People who are steamed live longer? It’s not groundless at all.
There is a saying, “obesity paradox.”
It is commonly known as the myth that a fat person lives longer than a skinny person.
However, this is a phenomenon that the medical community is also paying attention to.
In the short or medium term, the prognosis of obese people can be better than thin people.
Of course, in the long run, there is a greater risk of heart disease in obese people.
Studies have shown that an “obesity paradox” that is hard to accept intuitively may actually be possible.
The point is that fatty tissue sends a “risk signal” to the heart, reducing the damage to the heart tissue caused by obesity.
It has been confirmed that mitochondria are also involved in this signal system.
The results of the study conducted by scientists at the University of Texas’ Southwestern Medical Center were published in the online edition of the journal Cell Metabolism on the 20th (local time.
Metabolic stress builds up due to obesity, causing a gradual abnormality in the function of fatty tissue, which causes mitochondria, a cell power plant, to crumple to die.
Eventually, these fatty tissues lose the ability to accumulate excess calories in food and harm other organizations with the “lipotoxicity” effect.
Some institutions, including the heart, are known to take preemptive defenses.
However, it has not been known until now how these institutions detect abnormalities in the functioning of local tissues.
The UT Southwestern team first manipulated the genes of the mouse model to induce deformation and dysfunction of mitochondria.안전놀이터
After feeding these mice high-fat foods and gaining weight, extracellular vesicles, which were full of dying mitochondrial fragments, began to be released from fat cells.
Some of the mitochondrial fragments we move on to the heart by oxidative stress caused the blood flow.
When driven into this condition, the cell produces harmful free radicals.
However, heart cells have created large amounts of antioxidant molecules in response to these stresses.
The effect of this backlash was very powerful.
When extracellular vesicles containing mitochondrial fragments were injected into mice and they had a heart attack, the tissue damage was significantly smaller than that of mice that did not.
The study also confirmed that fat cells in obese patients also emit these extracellular packages.
This suggests that the ‘risk alert’ effect of fat cells identified in mouse experiments can also be seen in humans.
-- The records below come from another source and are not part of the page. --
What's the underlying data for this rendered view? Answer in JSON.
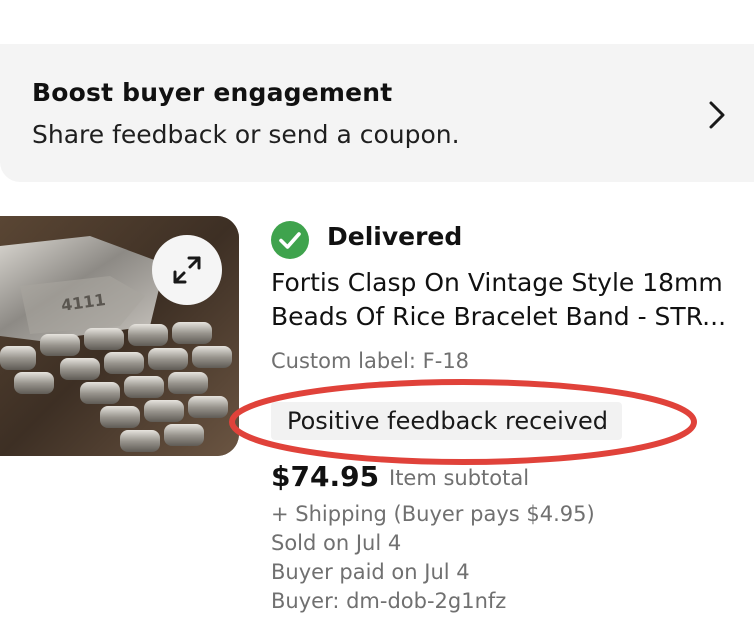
{
  "boost": {
    "title": "Boost buyer engagement",
    "subtitle": "Share feedback or send a coupon.",
    "chevron_icon": "chevron-right-icon"
  },
  "item": {
    "image_alt": "Beads of rice watch bracelet",
    "expand_icon": "expand-icon",
    "status": {
      "icon": "check-circle-icon",
      "color": "#3fa34d",
      "text": "Delivered"
    },
    "title_lines": [
      "Fortis Clasp On Vintage Style 18mm",
      "Beads Of Rice Bracelet Band - STR..."
    ],
    "custom_label": "Custom label: F-18",
    "feedback_badge": "Positive feedback received",
    "annotation_color": "#e0423a",
    "price": "$74.95",
    "price_label": "Item subtotal",
    "shipping": "+ Shipping (Buyer pays $4.95)",
    "sold_on": "Sold on Jul 4",
    "paid_on": "Buyer paid on Jul 4",
    "buyer": "Buyer: dm-dob-2g1nfz"
  }
}
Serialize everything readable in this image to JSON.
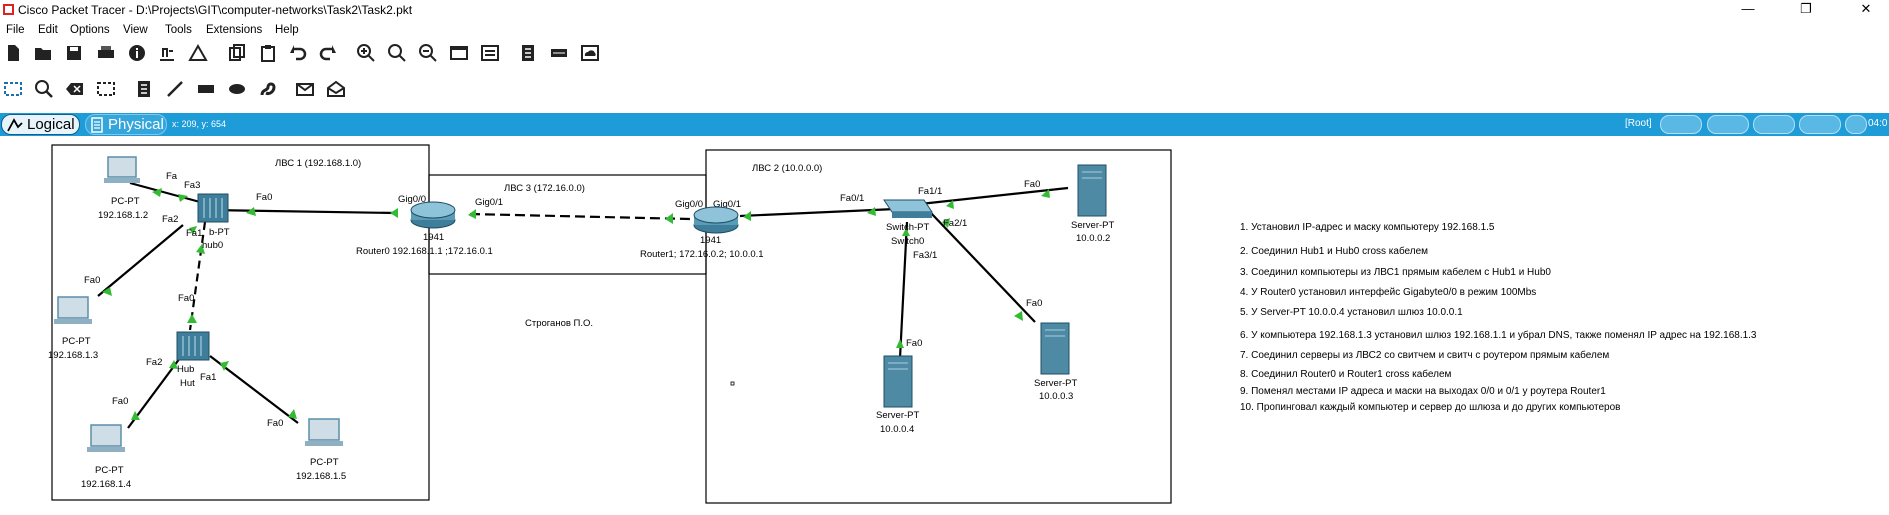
{
  "window": {
    "title": "Cisco Packet Tracer - D:\\Projects\\GIT\\computer-networks\\Task2\\Task2.pkt",
    "minimize": "—",
    "restore": "❐",
    "close": "✕"
  },
  "menu": [
    "File",
    "Edit",
    "Options",
    "View",
    "Tools",
    "Extensions",
    "Help"
  ],
  "modebar": {
    "logical_label": "Logical",
    "physical_label": "Physical",
    "coords": "x: 209, y: 654",
    "root_label": "[Root]",
    "clock": "04:0"
  },
  "areas": {
    "lan1": "ЛВС 1 (192.168.1.0)",
    "lan2": "ЛВС 2 (10.0.0.0)",
    "lan3": "ЛВС 3 (172.16.0.0)"
  },
  "author": "Строганов П.О.",
  "devices": {
    "pc2": {
      "type": "PC-PT",
      "ip": "192.168.1.2"
    },
    "pc3": {
      "type": "PC-PT",
      "ip": "192.168.1.3"
    },
    "pc4": {
      "type": "PC-PT",
      "ip": "192.168.1.4"
    },
    "pc5": {
      "type": "PC-PT",
      "ip": "192.168.1.5"
    },
    "hub0": {
      "type": "b-PT",
      "name": "hub0"
    },
    "hub1": {
      "type": "Hub",
      "name": "Hut"
    },
    "router0": {
      "model": "1941",
      "label": "Router0 192.168.1.1 ;172.16.0.1"
    },
    "router1": {
      "model": "1941",
      "label": "Router1; 172.16.0.2; 10.0.0.1"
    },
    "switch0": {
      "type": "Switch-PT",
      "name": "Switch0"
    },
    "srv2": {
      "type": "Server-PT",
      "ip": "10.0.0.2"
    },
    "srv3": {
      "type": "Server-PT",
      "ip": "10.0.0.3"
    },
    "srv4": {
      "type": "Server-PT",
      "ip": "10.0.0.4"
    }
  },
  "ports": {
    "pc2_fa": "Fa",
    "hub0_fa3": "Fa3",
    "hub0_fa0": "Fa0",
    "hub0_fa2": "Fa2",
    "hub0_fa1": "Fa1",
    "pc3_fa0": "Fa0",
    "hub1_fa0": "Fa0",
    "hub1_fa2": "Fa2",
    "hub1_fa1": "Fa1",
    "pc4_fa0": "Fa0",
    "pc5_fa0": "Fa0",
    "r0_gig00": "Gig0/0",
    "r0_gig01": "Gig0/1",
    "r1_gig00": "Gig0/0",
    "r1_gig01": "Gig0/1",
    "sw_fa01": "Fa0/1",
    "sw_fa11": "Fa1/1",
    "sw_fa21": "Fa2/1",
    "sw_fa31": "Fa3/1",
    "srv2_fa0": "Fa0",
    "srv3_fa0": "Fa0",
    "srv4_fa0": "Fa0"
  },
  "notes": [
    "1. Установил IP-адрес и маску компьютеру 192.168.1.5",
    "2. Соединил Hub1 и Hub0 cross кабелем",
    "3. Соединил компьютеры из ЛВС1 прямым кабелем с Hub1 и Hub0",
    "4. У Router0 установил интерфейс Gigabyte0/0 в режим 100Mbs",
    "5. У Server-PT 10.0.0.4 установил шлюз 10.0.0.1",
    "6. У компьютера 192.168.1.3 установил шлюз 192.168.1.1 и убрал DNS, также поменял IP адрес на 192.168.1.3",
    "7. Соединил серверы из ЛВС2 со свитчем и свитч с роутером прямым кабелем",
    "8. Соединил Router0 и Router1 cross кабелем",
    "9. Поменял местами IP адреса и маски на выходах 0/0 и 0/1 у роутера Router1",
    "10. Пропинговал каждый компьютер и сервер до шлюза и до других компьютеров"
  ],
  "colors": {
    "modebar": "#1e9cd8",
    "link_up": "#33bb33",
    "device": "#5a8fa8"
  }
}
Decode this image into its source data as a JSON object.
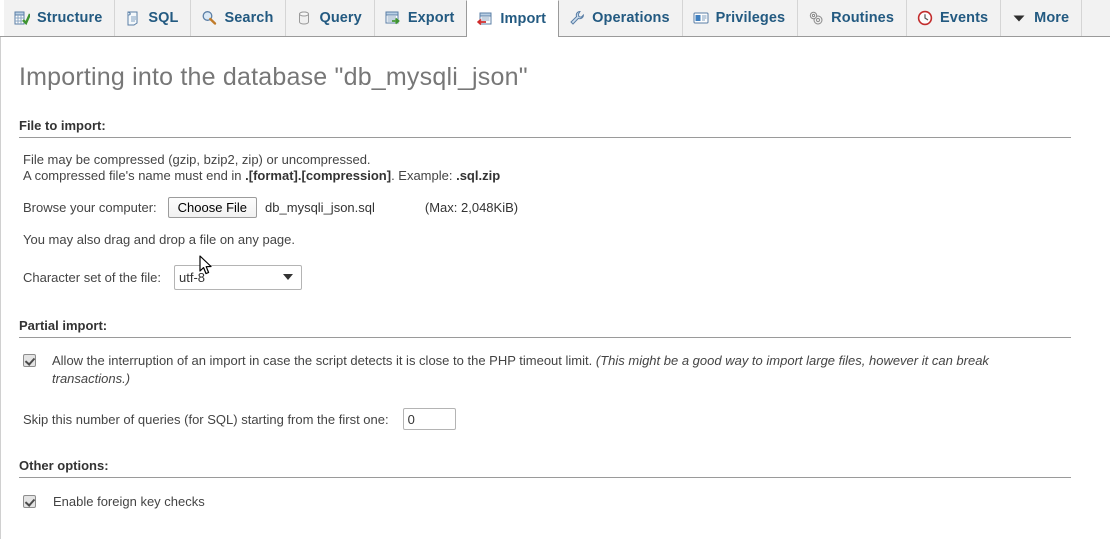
{
  "tabs": [
    {
      "label": "Structure",
      "icon": "structure-icon",
      "active": false
    },
    {
      "label": "SQL",
      "icon": "sql-icon",
      "active": false
    },
    {
      "label": "Search",
      "icon": "search-icon",
      "active": false
    },
    {
      "label": "Query",
      "icon": "query-icon",
      "active": false
    },
    {
      "label": "Export",
      "icon": "export-icon",
      "active": false
    },
    {
      "label": "Import",
      "icon": "import-icon",
      "active": true
    },
    {
      "label": "Operations",
      "icon": "wrench-icon",
      "active": false
    },
    {
      "label": "Privileges",
      "icon": "privileges-icon",
      "active": false
    },
    {
      "label": "Routines",
      "icon": "gears-icon",
      "active": false
    },
    {
      "label": "Events",
      "icon": "clock-icon",
      "active": false
    },
    {
      "label": "More",
      "icon": "chevron-down-icon",
      "active": false
    }
  ],
  "page": {
    "title": "Importing into the database \"db_mysqli_json\""
  },
  "file_to_import": {
    "heading": "File to import:",
    "note_line1": "File may be compressed (gzip, bzip2, zip) or uncompressed.",
    "note_line2_prefix": "A compressed file's name must end in ",
    "note_line2_bold1": ".[format].[compression]",
    "note_line2_mid": ". Example: ",
    "note_line2_bold2": ".sql.zip",
    "browse_label": "Browse your computer:",
    "choose_file_button": "Choose File",
    "selected_file": "db_mysqli_json.sql",
    "max_size": "(Max: 2,048KiB)",
    "drag_drop_hint": "You may also drag and drop a file on any page.",
    "charset_label": "Character set of the file:",
    "charset_value": "utf-8",
    "charset_options": [
      "utf-8"
    ]
  },
  "partial_import": {
    "heading": "Partial import:",
    "allow_interrupt_checked": true,
    "allow_interrupt_label": "Allow the interruption of an import in case the script detects it is close to the PHP timeout limit.",
    "allow_interrupt_note": "(This might be a good way to import large files, however it can break transactions.)",
    "skip_label": "Skip this number of queries (for SQL) starting from the first one:",
    "skip_value": "0"
  },
  "other_options": {
    "heading": "Other options:",
    "foreign_key_checked": true,
    "foreign_key_label": "Enable foreign key checks"
  },
  "colors": {
    "tab_text": "#235a81",
    "title_text": "#777777",
    "body_text": "#444444",
    "rule": "#9a9a9a"
  }
}
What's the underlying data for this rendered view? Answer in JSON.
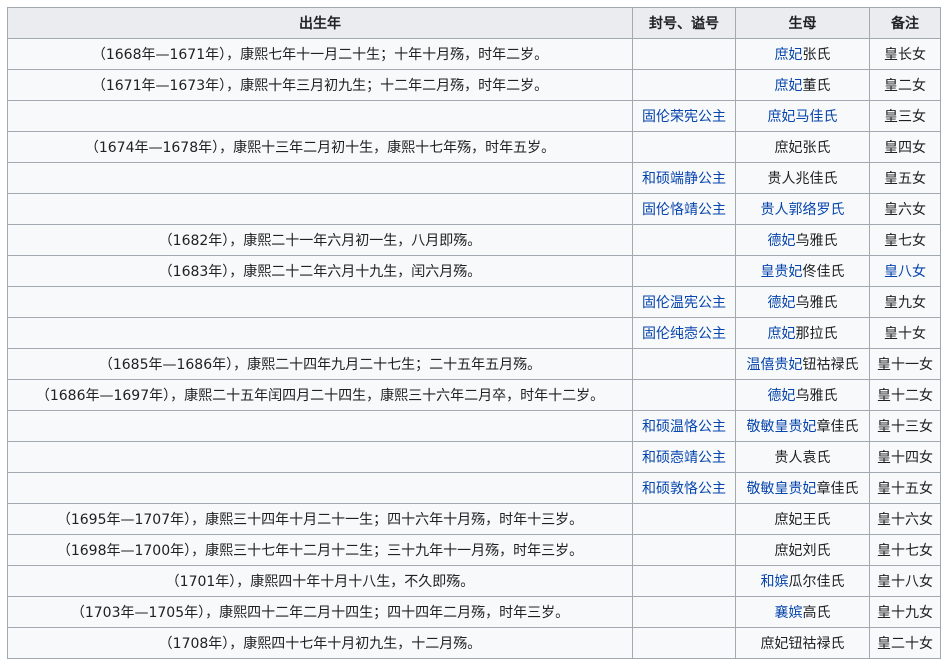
{
  "table": {
    "headers": [
      "出生年",
      "封号、谥号",
      "生母",
      "备注"
    ],
    "rows": [
      {
        "birth": "（1668年—1671年），康熙七年十一月二十生；十年十月殇，时年二岁。",
        "title": "",
        "mother_link": "庶妃",
        "mother_rest": "张氏",
        "note": "皇长女"
      },
      {
        "birth": "（1671年—1673年），康熙十年三月初九生；十二年二月殇，时年二岁。",
        "title": "",
        "mother_link": "庶妃",
        "mother_rest": "董氏",
        "note": "皇二女"
      },
      {
        "birth": "",
        "title": "固伦荣宪公主",
        "mother_link": "庶妃马佳氏",
        "mother_rest": "",
        "note": "皇三女"
      },
      {
        "birth": "（1674年—1678年），康熙十三年二月初十生，康熙十七年殇，时年五岁。",
        "title": "",
        "mother_link": "",
        "mother_rest": "庶妃张氏",
        "note": "皇四女"
      },
      {
        "birth": "",
        "title": "和硕端静公主",
        "mother_link": "",
        "mother_rest": "贵人兆佳氏",
        "note": "皇五女"
      },
      {
        "birth": "",
        "title": "固伦恪靖公主",
        "mother_link": "贵人郭络罗氏",
        "mother_rest": "",
        "note": "皇六女"
      },
      {
        "birth": "（1682年），康熙二十一年六月初一生，八月即殇。",
        "title": "",
        "mother_link": "德妃",
        "mother_rest": "乌雅氏",
        "note": "皇七女"
      },
      {
        "birth": "（1683年），康熙二十二年六月十九生，闰六月殇。",
        "title": "",
        "mother_link": "皇贵妃",
        "mother_rest": "佟佳氏",
        "note": "皇八女",
        "note_link": true
      },
      {
        "birth": "",
        "title": "固伦温宪公主",
        "mother_link": "德妃",
        "mother_rest": "乌雅氏",
        "note": "皇九女"
      },
      {
        "birth": "",
        "title": "固伦纯悫公主",
        "mother_link": "庶妃",
        "mother_rest": "那拉氏",
        "note": "皇十女"
      },
      {
        "birth": "（1685年—1686年），康熙二十四年九月二十七生；二十五年五月殇。",
        "title": "",
        "mother_link": "温僖贵妃",
        "mother_rest": "钮祜禄氏",
        "note": "皇十一女"
      },
      {
        "birth": "（1686年—1697年），康熙二十五年闰四月二十四生，康熙三十六年二月卒，时年十二岁。",
        "title": "",
        "mother_link": "德妃",
        "mother_rest": "乌雅氏",
        "note": "皇十二女"
      },
      {
        "birth": "",
        "title": "和硕温恪公主",
        "mother_link": "敬敏皇贵妃",
        "mother_rest": "章佳氏",
        "note": "皇十三女"
      },
      {
        "birth": "",
        "title": "和硕悫靖公主",
        "mother_link": "",
        "mother_rest": "贵人袁氏",
        "note": "皇十四女"
      },
      {
        "birth": "",
        "title": "和硕敦恪公主",
        "mother_link": "敬敏皇贵妃",
        "mother_rest": "章佳氏",
        "note": "皇十五女"
      },
      {
        "birth": "（1695年—1707年），康熙三十四年十月二十一生；四十六年十月殇，时年十三岁。",
        "title": "",
        "mother_link": "",
        "mother_rest": "庶妃王氏",
        "note": "皇十六女"
      },
      {
        "birth": "（1698年—1700年），康熙三十七年十二月十二生；三十九年十一月殇，时年三岁。",
        "title": "",
        "mother_link": "",
        "mother_rest": "庶妃刘氏",
        "note": "皇十七女"
      },
      {
        "birth": "（1701年），康熙四十年十月十八生，不久即殇。",
        "title": "",
        "mother_link": "和嫔",
        "mother_rest": "瓜尔佳氏",
        "note": "皇十八女"
      },
      {
        "birth": "（1703年—1705年），康熙四十二年二月十四生；四十四年二月殇，时年三岁。",
        "title": "",
        "mother_link": "襄嫔",
        "mother_rest": "高氏",
        "note": "皇十九女"
      },
      {
        "birth": "（1708年），康熙四十七年十月初九生，十二月殇。",
        "title": "",
        "mother_link": "",
        "mother_rest": "庶妃钮祜禄氏",
        "note": "皇二十女"
      }
    ]
  }
}
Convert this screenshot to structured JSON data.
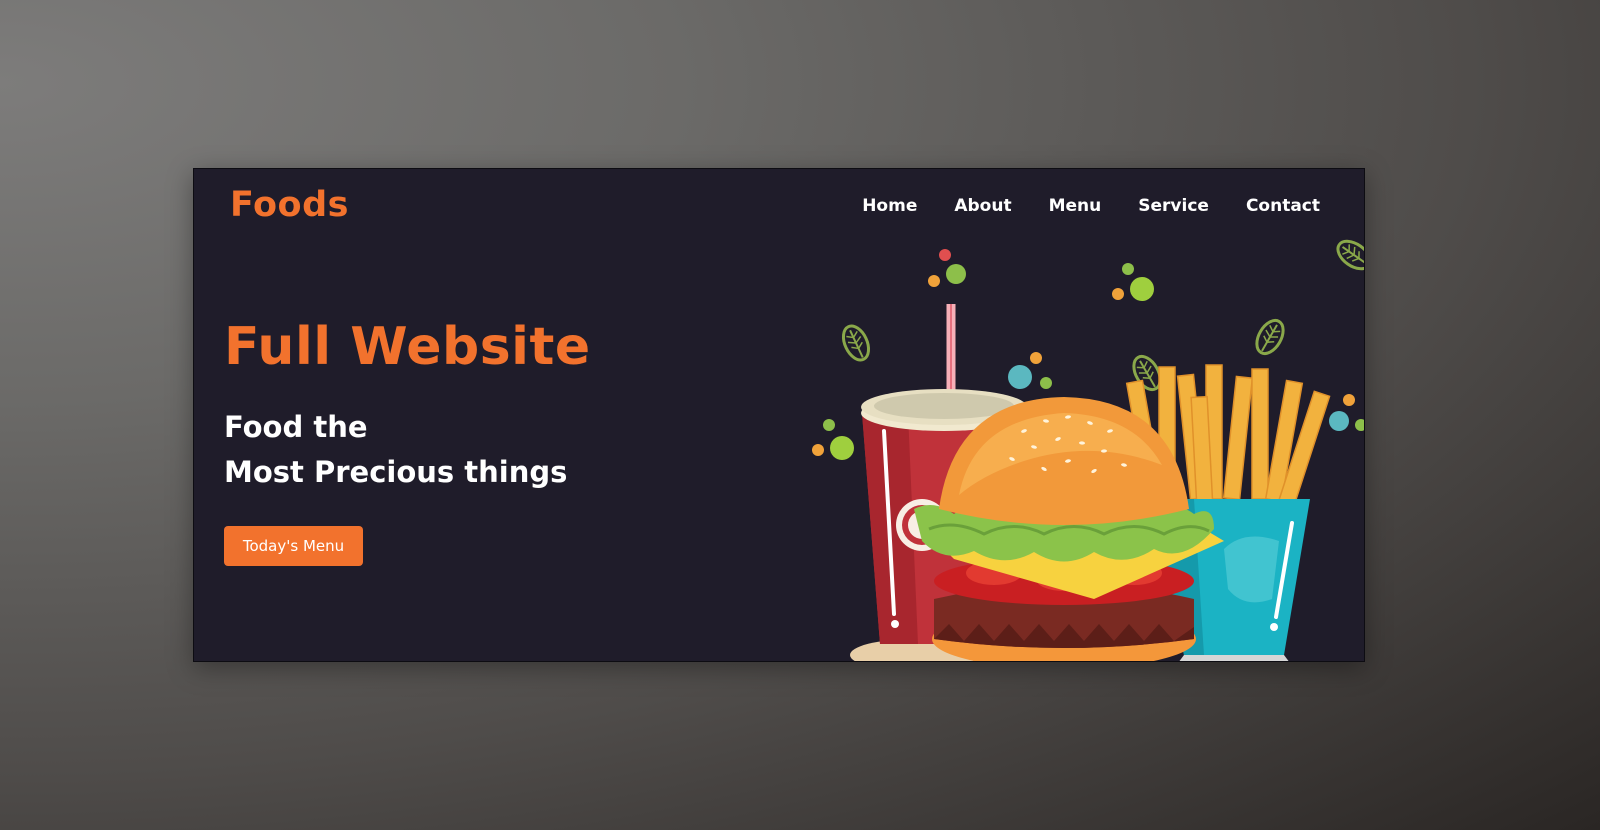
{
  "header": {
    "logo": "Foods",
    "nav": [
      "Home",
      "About",
      "Menu",
      "Service",
      "Contact"
    ]
  },
  "hero": {
    "title": "Full Website",
    "subtitle_line1": "Food the",
    "subtitle_line2": "Most Precious things",
    "cta_label": "Today's Menu"
  },
  "illustration": {
    "items": [
      "soda-cup-icon",
      "burger-icon",
      "fries-icon",
      "leaf-icon"
    ]
  },
  "colors": {
    "background": "#1f1c2a",
    "accent": "#f2722d",
    "text": "#ffffff"
  }
}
However, the research team stressed that the “paradox of obesity” does not work to the end.
In the end, obese people can suffer from various diseases at once due to accumulated damage of fat toxicity in organs such as the heart.
Scientists involved in the study are interested in practical applications.
If the defense mechanism of the heart can be artificially induced, it can lead to the development of a treatment that alleviates the negative consequences of obesity.
If successful, the treatment can also help prevent heart damage in skinny people.
“A deeper understanding of the risk signaling system in fatty tissues will help improve heart health, whether you are obese or not,” said Dr. Claire Crew, the first author of the paper.